First, it points out that the crisis was generated by unsustainable flows of lending from the core to the periphery. This was a combination of irresponsible borrowing and irresponsible lending. It is a classic macroeconomic problem with a classic (partial) remedy: more effective macroprudential and countercyclical fiscal policies. The existing Eurozone fiscal rules, which focus on debt and deficit limits, failed and would fail again because they ignore this problem. Replacing them with rules that allow or mandate effective countercyclical policy should be the focus of policy makers attention, but is off the radar.
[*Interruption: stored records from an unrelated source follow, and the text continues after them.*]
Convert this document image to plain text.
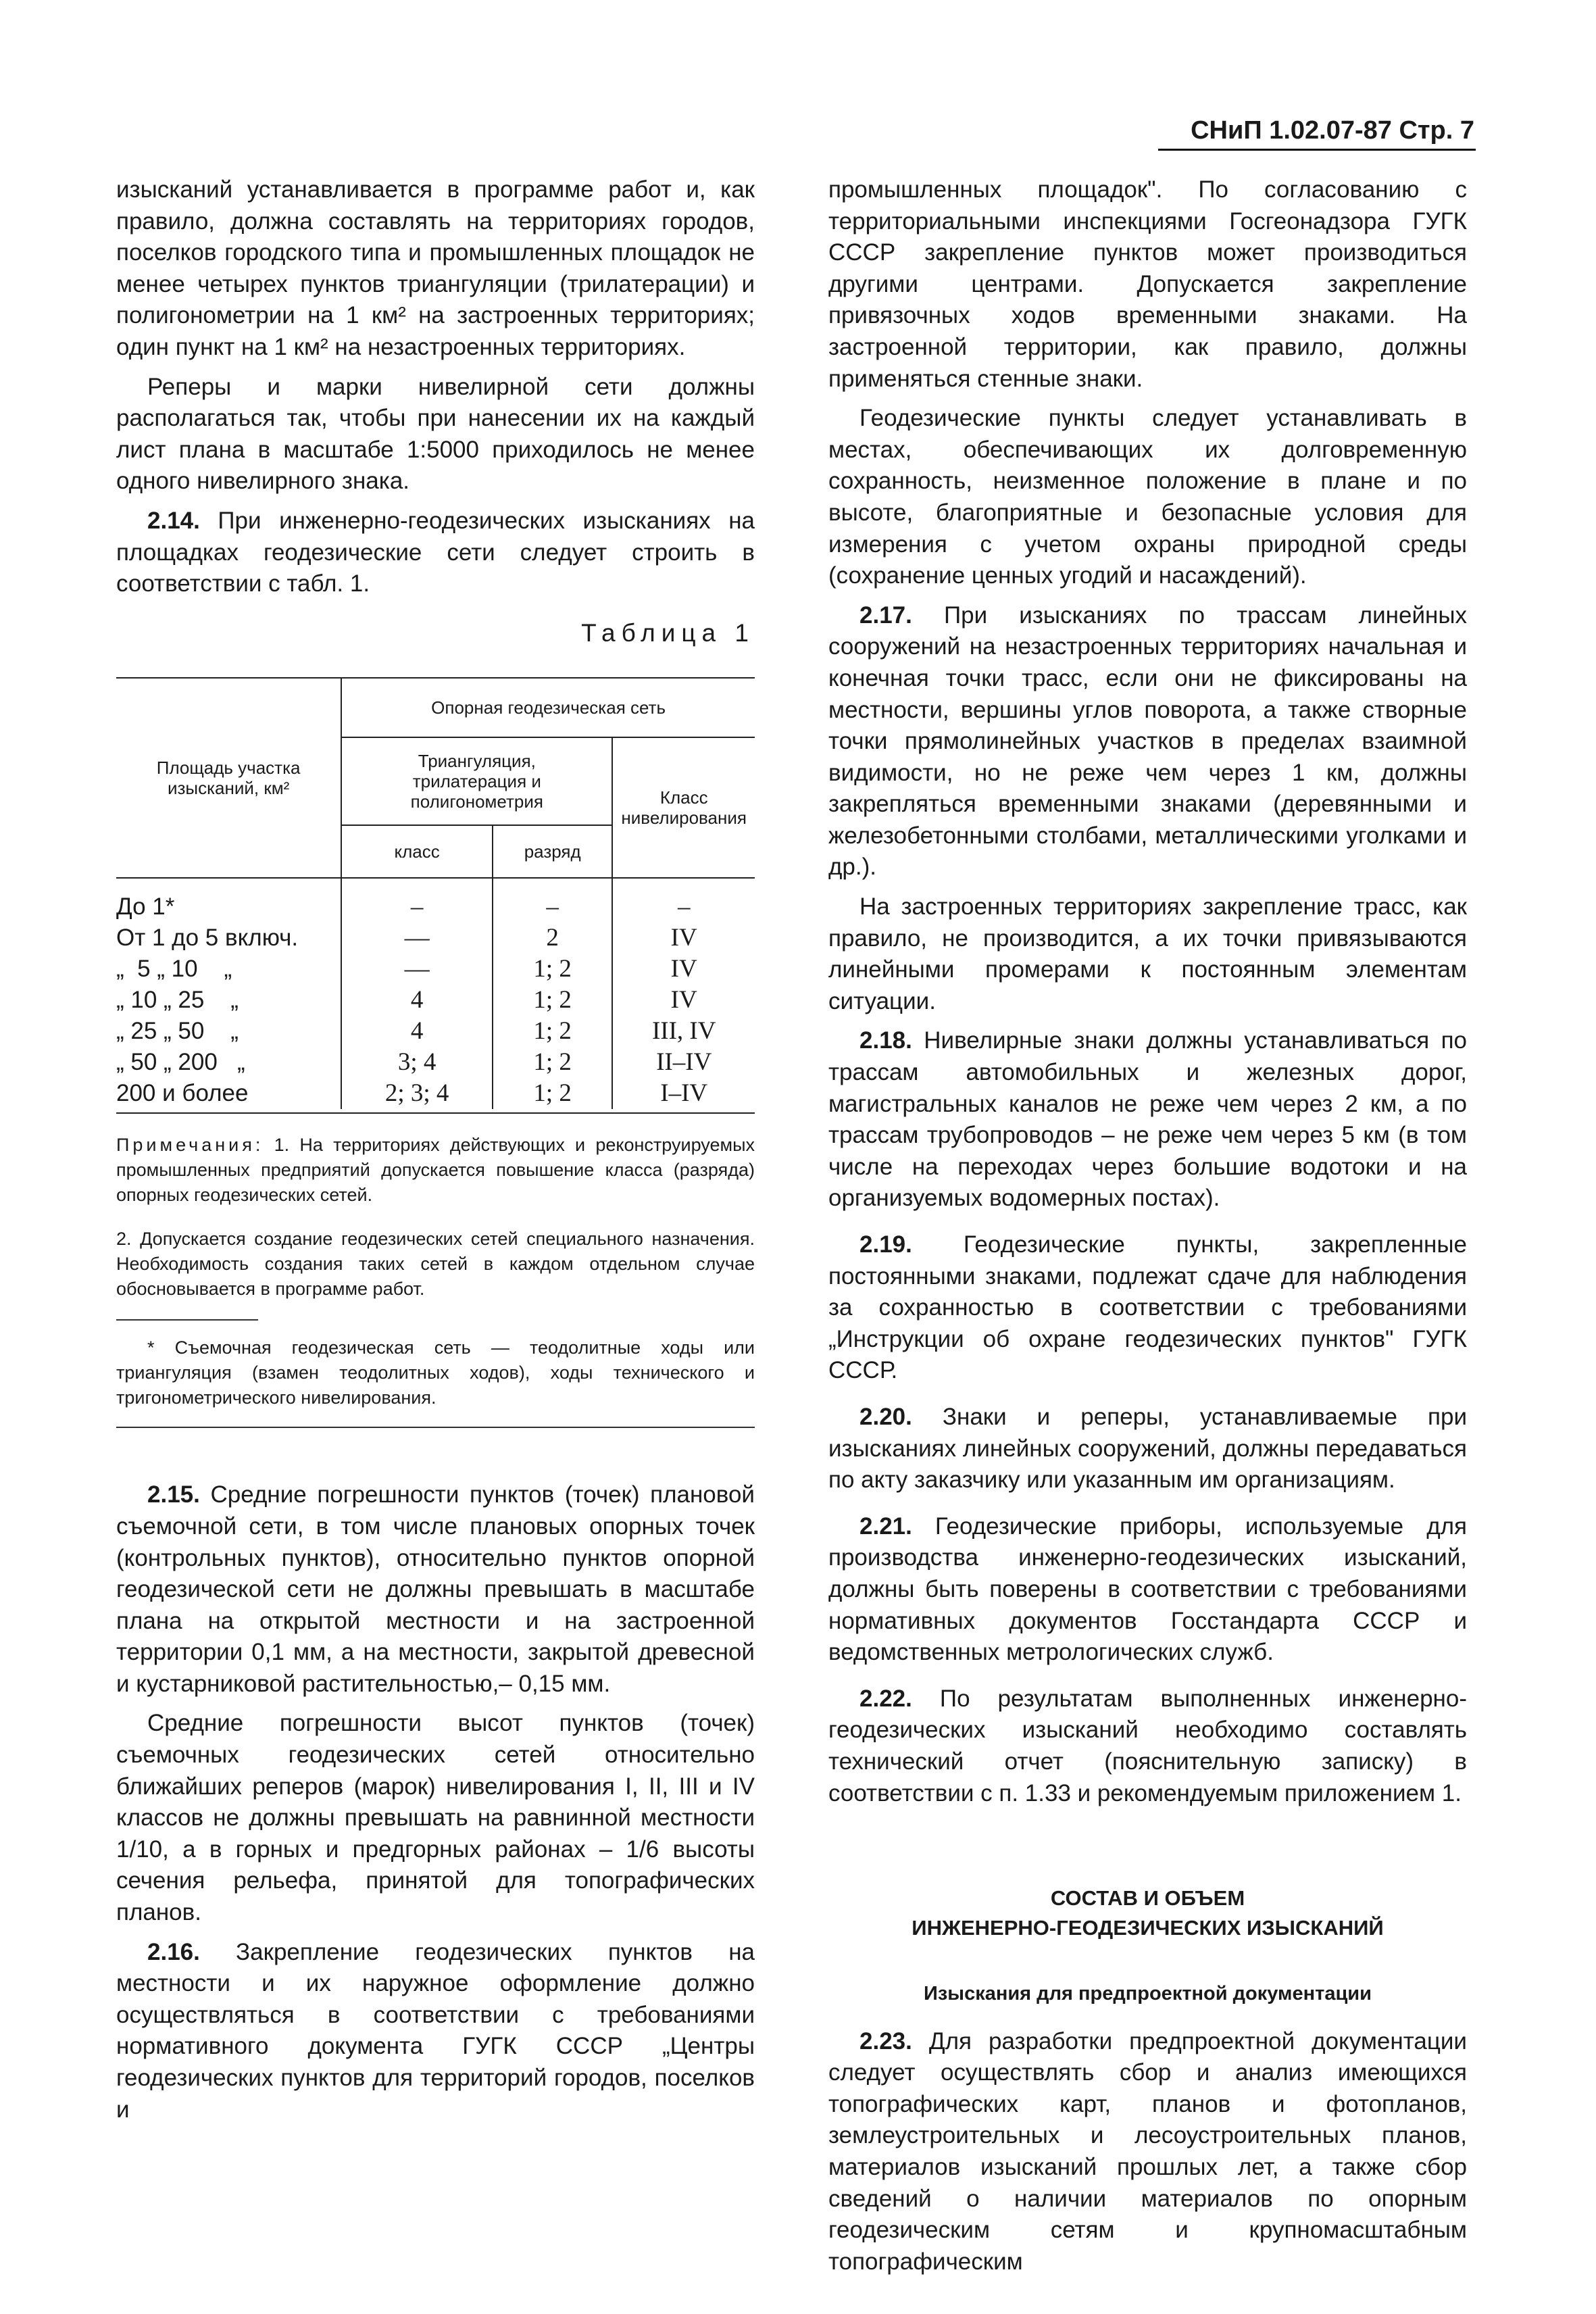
СНиП 1.02.07-87 Стр. 7

изысканий устанавливается в программе работ и, как правило, должна составлять на территориях городов, поселков городского типа и промышленных площадок не менее четырех пунктов триангуляции (трилатерации) и полигонометрии на 1 км² на застроенных территориях; один пункт на 1 км² на незастроенных территориях.

Реперы и марки нивелирной сети должны располагаться так, чтобы при нанесении их на каждый лист плана в масштабе 1:5000 приходилось не менее одного нивелирного знака.

2.14. При инженерно-геодезических изысканиях на площадках геодезические сети следует строить в соответствии с табл. 1.

Таблица 1

Площадь участка изысканий, км²	Опорная геодезическая сеть		
	Триангуляция, трилатерация и полигонометрия		Класс нивелирования
	класс	разряд	

До 1*	–	–	–
От 1 до 5 включ.	—	2	IV
„  5 „ 10    „	—	1; 2	IV
„ 10 „ 25    „	4	1; 2	IV
„ 25 „ 50    „	4	1; 2	III, IV
„ 50 „ 200   „	3; 4	1; 2	II–IV
200 и более	2; 3; 4	1; 2	I–IV

Примечания: 1. На территориях действующих и реконструируемых промышленных предприятий допускается повышение класса (разряда) опорных геодезических сетей.

2. Допускается создание геодезических сетей специального назначения. Необходимость создания таких сетей в каждом отдельном случае обосновывается в программе работ.

* Съемочная геодезическая сеть — теодолитные ходы или триангуляция (взамен теодолитных ходов), ходы технического и тригонометрического нивелирования.

2.15. Средние погрешности пунктов (точек) плановой съемочной сети, в том числе плановых опорных точек (контрольных пунктов), относительно пунктов опорной геодезической сети не должны превышать в масштабе плана на открытой местности и на застроенной территории 0,1 мм, а на местности, закрытой древесной и кустарниковой растительностью,– 0,15 мм.

Средние погрешности высот пунктов (точек) съемочных геодезических сетей относительно ближайших реперов (марок) нивелирования I, II, III и IV классов не должны превышать на равнинной местности 1/10, а в горных и предгорных районах – 1/6 высоты сечения рельефа, принятой для топографических планов.

2.16. Закрепление геодезических пунктов на местности и их наружное оформление должно осуществляться в соответствии с требованиями нормативного документа ГУГК СССР „Центры геодезических пунктов для территорий городов, поселков и

промышленных площадок". По согласованию с территориальными инспекциями Госгеонадзора ГУГК СССР закрепление пунктов может производиться другими центрами. Допускается закрепление привязочных ходов временными знаками. На застроенной территории, как правило, должны применяться стенные знаки.

Геодезические пункты следует устанавливать в местах, обеспечивающих их долговременную сохранность, неизменное положение в плане и по высоте, благоприятные и безопасные условия для измерения с учетом охраны природной среды (сохранение ценных угодий и насаждений).

2.17. При изысканиях по трассам линейных сооружений на незастроенных территориях начальная и конечная точки трасс, если они не фиксированы на местности, вершины углов поворота, а также створные точки прямолинейных участков в пределах взаимной видимости, но не реже чем через 1 км, должны закрепляться временными знаками (деревянными и железобетонными столбами, металлическими уголками и др.).

На застроенных территориях закрепление трасс, как правило, не производится, а их точки привязываются линейными промерами к постоянным элементам ситуации.

2.18. Нивелирные знаки должны устанавливаться по трассам автомобильных и железных дорог, магистральных каналов не реже чем через 2 км, а по трассам трубопроводов – не реже чем через 5 км (в том числе на переходах через большие водотоки и на организуемых водомерных постах).

2.19. Геодезические пункты, закрепленные постоянными знаками, подлежат сдаче для наблюдения за сохранностью в соответствии с требованиями „Инструкции об охране геодезических пунктов" ГУГК СССР.

2.20. Знаки и реперы, устанавливаемые при изысканиях линейных сооружений, должны передаваться по акту заказчику или указанным им организациям.

2.21. Геодезические приборы, используемые для производства инженерно-геодезических изысканий, должны быть поверены в соответствии с требованиями нормативных документов Госстандарта СССР и ведомственных метрологических служб.

2.22. По результатам выполненных инженерно-геодезических изысканий необходимо составлять технический отчет (пояснительную записку) в соответствии с п. 1.33 и рекомендуемым приложением 1.

СОСТАВ И ОБЪЕМ
ИНЖЕНЕРНО-ГЕОДЕЗИЧЕСКИХ ИЗЫСКАНИЙ

Изыскания для предпроектной документации

2.23. Для разработки предпроектной документации следует осуществлять сбор и анализ имеющихся топографических карт, планов и фотопланов, землеустроительных и лесоустроительных планов, материалов изысканий прошлых лет, а также сбор сведений о наличии материалов по опорным геодезическим сетям и крупномасштабным топографическим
Second, the crisis was brought to an end by the ECB becoming a sovereign lender of last resort. That immediately suggests that the crisis could have been far less serious if the OMT policy had been in place much earlier. It raises important issues about how to reinterpret a no bail out policy when OMT is possible, and the nature of any conditionality. Those questions are not at present being addressed by the Eurozone leadership.
Why is it necessary to repeat once again what is a consensus position among most economists? Alas there are powerful political interests within the Eurozone that want to foster an alternative narrative, which sees every country like Greece. This erroneous narrative has already done great damage, creating a second recession from excessive fiscal tightening and insufficient monetary easing across the Eurozone.
It is natural at this point to talk about Germany, and the fact that as a result of low wage increases undercutting Eurozone neighbours before the recession, Germany is not suffering as much from this recession as other countries. But I have often tried to avoid stopping there, and instead to ask whether Germany's strange stance on these macro issues simply reflects this different conjunctural position. I think the answer is no.
I'm increasingly drawn to the view that Germany's stance reflects similar political economy pressures as you will find in other OECD economies: there is no German exceptionalism, but rather that the forces that everywhere are pushing austerity and tighter monetary policy happen for various reasons to be stronger in Germany. From this perspective, this post from Frances Coppola is particularly interesting. Perhaps the problem at the heart of the Eurozone is that economic policy advice in Germany has been effectively captured by employers' interests, and perhaps the interests of banks in particular.